Shameless, por fin otra vez la realidad
Ese es el caso de Sin vergüenza (Shameless), en una tradición que se recrea morbosa en lo peor de lo
humano; pero en lo que provee un humanismo más eficiente que ese falso
positivismo ético, que tanto nos contradice en lo interno. Contra eso se rebeló
la irracionalidad del Romanticismo, para terminar en los sermones moralistas
del simbolismo; resurgiendo por suerte más tarde, en esta rudeza del escéptico
individualismo norteamericano, tan realista.

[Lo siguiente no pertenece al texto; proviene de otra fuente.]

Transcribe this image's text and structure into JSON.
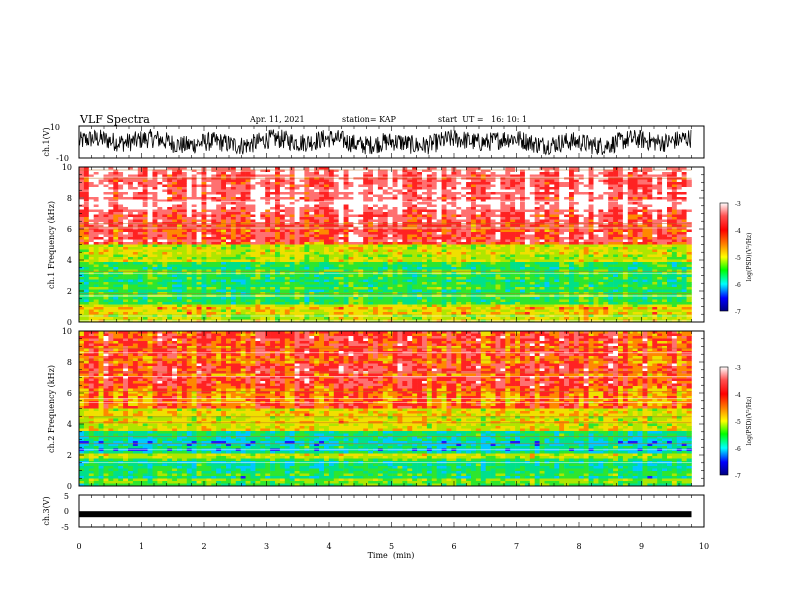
{
  "header": {
    "title": "VLF Spectra",
    "date": "Apr. 11, 2021",
    "station": "station= KAP",
    "start": "start  UT =   16: 10: 1"
  },
  "colors": {
    "spectrogram_scale": [
      "#1a1aff",
      "#00c8ff",
      "#00e08a",
      "#2ee62e",
      "#aee600",
      "#f0e000",
      "#ff8800",
      "#ff2222",
      "#ff7070",
      "#ffffff"
    ],
    "colorbar_scale": [
      "#ffffff",
      "#ff4040",
      "#ff0000",
      "#ff8000",
      "#ffff00",
      "#00ff00",
      "#00ffff",
      "#0000ff",
      "#000080"
    ],
    "trace": "#000000"
  },
  "chart_data": [
    {
      "type": "line",
      "name": "ch1-waveform",
      "ylabel": "ch.1(V)",
      "ylim": [
        -10,
        10
      ],
      "yticks": [
        "10",
        "-10"
      ],
      "x_range_min": [
        0,
        9.8
      ],
      "noise_amplitude_v": 6
    },
    {
      "type": "heatmap",
      "name": "ch1-spectrogram",
      "ylabel": "ch.1 Frequency (kHz)",
      "ylim": [
        0,
        10
      ],
      "yticks": [
        "0",
        "2",
        "4",
        "6",
        "8",
        "10"
      ],
      "bands_khz_to_level": [
        [
          0,
          0.5,
          0.45
        ],
        [
          0.5,
          1.2,
          0.55
        ],
        [
          1.2,
          3.8,
          0.32
        ],
        [
          3.8,
          5.0,
          0.5
        ],
        [
          5.0,
          7.0,
          0.78
        ],
        [
          7.0,
          10.0,
          0.88
        ]
      ],
      "colorbar": {
        "label": "log(PSD)(V²/Hz)",
        "min": -7,
        "max": -3,
        "ticks": [
          "-3",
          "-4",
          "-5",
          "-6",
          "-7"
        ]
      }
    },
    {
      "type": "heatmap",
      "name": "ch2-spectrogram",
      "ylabel": "ch.2 Frequency (kHz)",
      "ylim": [
        0,
        10
      ],
      "yticks": [
        "0",
        "2",
        "4",
        "6",
        "8",
        "10"
      ],
      "bands_khz_to_level": [
        [
          0,
          0.5,
          0.4
        ],
        [
          0.5,
          1.8,
          0.3
        ],
        [
          1.8,
          2.1,
          0.45
        ],
        [
          2.1,
          3.6,
          0.22
        ],
        [
          3.6,
          5.0,
          0.55
        ],
        [
          5.0,
          6.5,
          0.68
        ],
        [
          6.5,
          10.0,
          0.74
        ]
      ],
      "colorbar": {
        "label": "log(PSD)(V²/Hz)",
        "min": -7,
        "max": -3,
        "ticks": [
          "-3",
          "-4",
          "-5",
          "-6",
          "-7"
        ]
      }
    },
    {
      "type": "line",
      "name": "ch3-waveform",
      "ylabel": "ch.3(V)",
      "ylim": [
        -5,
        5
      ],
      "yticks": [
        "5",
        "0",
        "-5"
      ],
      "level_v": -1,
      "x_range_min": [
        0,
        9.8
      ]
    }
  ],
  "xaxis": {
    "label": "Time  (min)",
    "ticks": [
      "0",
      "1",
      "2",
      "3",
      "4",
      "5",
      "6",
      "7",
      "8",
      "9",
      "10"
    ],
    "range_min": [
      0,
      10
    ]
  }
}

No es casual sino paradójico,
debido a esa contracción del puritanismo burgués y su nuevo elitismo en
Inglaterra; que asentado en la responsabilidad individual, deja espacio
suficiente a la irresponsabilidad, para que aflore cierto realismo. El morboso
horror norteamericano comenzaría en el amaneramiento gótico, contra la
idealización renacentista; y ahí alimenta su vocación de realismo, hasta las
glorias de Mark Twain y Faulkner, no la hipocresía pretenciosa de Paul Auster.
Esta vulgaridad burlona se recrea
en los animados, desde los odiados Simpsons a los pasmosos Family Guy;
una serie introduce a los jóvenes a la sexualidad, con una magistralidad
grosera e igual d eficiente, en Big Mouth. Lo mejor de Shameless es que no pretende nada, es sólo un espejo sin siquiera distorsiones o polvo enturbio;
no lo necesita, es la realidad en toda su crudeza depredadora, avisando de
nuestra imprevista debilidad.
Con un elenco fresco y lujoso, la
serie muestra un Chicago que no desconoce el glamour, pero se sabe pobre; no es
un discurso, sus fronteras sociales son porosas —como toda realidad— y alientan
el traspaso continuo. Quizás la mejor parte sea esa frescura del elenco,
relativamente desconocido a nivel nacional; que por lo mismo explota el talento
real más que los grandes nombres, dependiendo de libretos inteligentes.